You can kinda sorta see the beard sticking out from under the point of his right wing. It looks like I am gonna have to teach her how to present a Tom for picture taking. Still proud of her nonetheless lol.


----------



## JuniorPre 360 (Feb 22, 2012)

colorcountrygunner said:


> She was nervous of the fact that we only had 4 of them left. I told her the bag limit on her turkey tag is one, and if she can't kill one turkey with four shells we have some serious problems!


She has probably hunted with someone like me before. If that's the case, you can't blame her for being nervous. I walk in with 2 boxes turkey hunting.

Congrats on the bird. I was wanting to see what happened from your other post.


----------



## bekins24 (Sep 22, 2015)

Congrats to your wife! Looks like an awesome bird. Glad she was able to get it done with only 4 shells :grin:


----------



## PBH (Nov 7, 2007)

colorcountrygunner said:


> I haven't even had a moment to get the full story from her...


So the first thing you did was post it on the internet?
I would have called my wife to get the story first!

I'm super jealous! Congrats to your wife! I just can't seem to find a day to get out and hunt again with my daughter. I see turkey's every single morning on my way to work. It's driving me insane!


----------



## colorcountrygunner (Oct 6, 2009)

PBH said:


> So the first thing you did was post it on the internet?
> I would have called my wife to get the story first!


Not exactly. I did get to talk to her real briefly on the phone after it happened, but I was at work and I wasn't able to talk long. Then due to our schedules we weren't able to really talk again until the end of the day. Apparently she got it done with 3 shells to spare. 8)

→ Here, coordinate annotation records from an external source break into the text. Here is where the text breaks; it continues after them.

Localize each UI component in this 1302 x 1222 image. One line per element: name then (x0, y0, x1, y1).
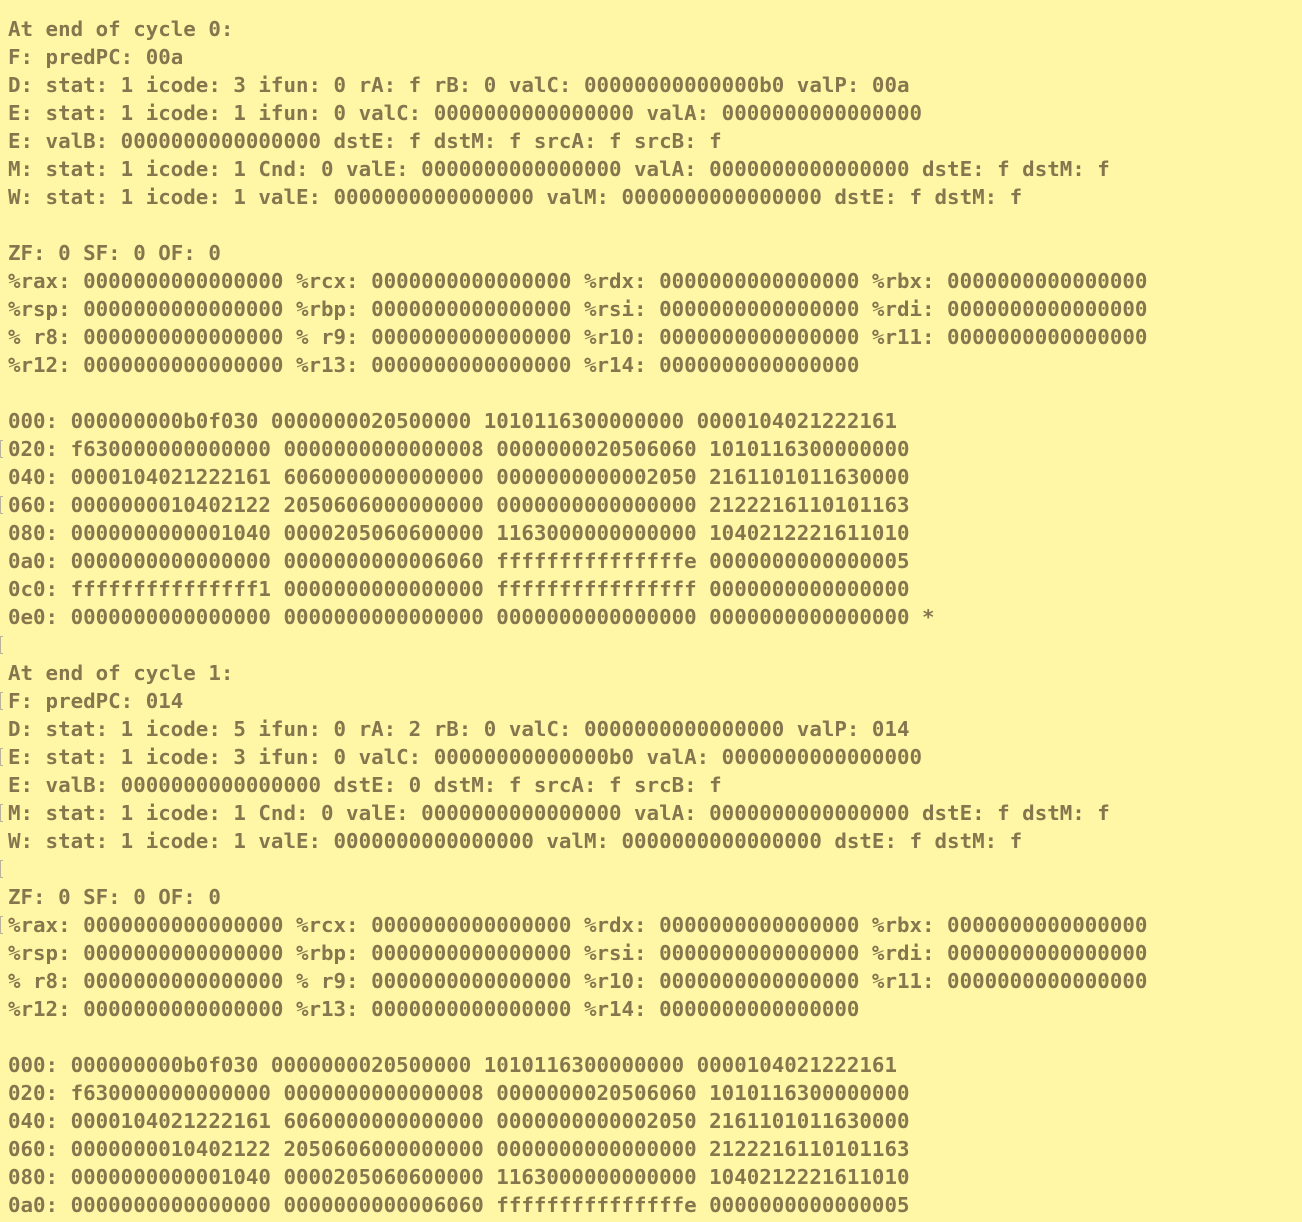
terminal-window[interactable]: At end of cycle 0: F: predPC: 00a D: stat:… (0, 0, 1302, 1222)
terminal-line: D: stat: 1 icode: 5 ifun: 0 rA: 2 rB: 0 … (8, 717, 910, 741)
terminal-line: 060: 0000000010402122 2050606000000000 0… (8, 493, 910, 517)
terminal-line: D: stat: 1 icode: 3 ifun: 0 rA: f rB: 0 … (8, 73, 910, 97)
terminal-line: 020: f630000000000000 0000000000000008 0… (8, 437, 910, 461)
terminal-line: 080: 0000000000001040 0000205060600000 1… (8, 521, 910, 545)
terminal-line: F: predPC: 014 (8, 689, 184, 713)
terminal-line: M: stat: 1 icode: 1 Cnd: 0 valE: 0000000… (8, 157, 1110, 181)
terminal-line: %rsp: 0000000000000000 %rbp: 00000000000… (8, 297, 1148, 321)
terminal-line: %r12: 0000000000000000 %r13: 00000000000… (8, 353, 860, 377)
terminal-line: ZF: 0 SF: 0 OF: 0 (8, 241, 221, 265)
terminal-line: 080: 0000000000001040 0000205060600000 1… (8, 1165, 910, 1189)
selection-marker (0, 636, 3, 654)
terminal-line: %rax: 0000000000000000 %rcx: 00000000000… (8, 269, 1148, 293)
terminal-line: ZF: 0 SF: 0 OF: 0 (8, 885, 221, 909)
terminal-line: M: stat: 1 icode: 1 Cnd: 0 valE: 0000000… (8, 801, 1110, 825)
terminal-line: W: stat: 1 icode: 1 valE: 00000000000000… (8, 829, 1023, 853)
terminal-line: %rsp: 0000000000000000 %rbp: 00000000000… (8, 941, 1148, 965)
terminal-line: E: valB: 0000000000000000 dstE: f dstM: … (8, 129, 722, 153)
terminal-line: E: valB: 0000000000000000 dstE: 0 dstM: … (8, 773, 722, 797)
terminal-line: % r8: 0000000000000000 % r9: 00000000000… (8, 969, 1148, 993)
selection-marker (0, 440, 3, 458)
selection-marker (0, 748, 3, 766)
terminal-line: At end of cycle 0: (8, 17, 234, 41)
terminal-line: 020: f630000000000000 0000000000000008 0… (8, 1081, 910, 1105)
terminal-line: % r8: 0000000000000000 % r9: 00000000000… (8, 325, 1148, 349)
selection-marker (0, 496, 3, 514)
terminal-line: 0c0: fffffffffffffff1 0000000000000000 f… (8, 577, 910, 601)
terminal-line: At end of cycle 1: (8, 661, 234, 685)
terminal-line: 060: 0000000010402122 2050606000000000 0… (8, 1137, 910, 1161)
selection-marker (0, 860, 3, 878)
terminal-line: 040: 0000104021222161 6060000000000000 0… (8, 1109, 910, 1133)
terminal-line: 000: 000000000b0f030 0000000020500000 10… (8, 409, 897, 433)
terminal-line: F: predPC: 00a (8, 45, 184, 69)
terminal-line: E: stat: 1 icode: 3 ifun: 0 valC: 000000… (8, 745, 923, 769)
selection-marker (0, 804, 3, 822)
terminal-line: %r12: 0000000000000000 %r13: 00000000000… (8, 997, 860, 1021)
terminal-line: 0a0: 0000000000000000 0000000000006060 f… (8, 1193, 910, 1217)
terminal-line: %rax: 0000000000000000 %rcx: 00000000000… (8, 913, 1148, 937)
selection-marker (0, 916, 3, 934)
terminal-line: 040: 0000104021222161 6060000000000000 0… (8, 465, 910, 489)
terminal-line: 000: 000000000b0f030 0000000020500000 10… (8, 1053, 897, 1077)
terminal-line: 0a0: 0000000000000000 0000000000006060 f… (8, 549, 910, 573)
terminal-line: 0e0: 0000000000000000 0000000000000000 0… (8, 605, 935, 629)
selection-marker (0, 692, 3, 710)
terminal-line: E: stat: 1 icode: 1 ifun: 0 valC: 000000… (8, 101, 923, 125)
terminal-line: W: stat: 1 icode: 1 valE: 00000000000000… (8, 185, 1023, 209)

This one had about a 5 inch beard, but there is a MUCH bigger tom in the area we have named Turkzilla! As luck would have it she saw him later that night, and again this morning. I'm going to buy a tag now and hopefully try him this weekend. Stay tuned...


----------



## bekins24 (Sep 22, 2015)

Good luck! Hopefully you get it done in one shell, and if you don't I hope that your wife doesn't let you forget it.


----------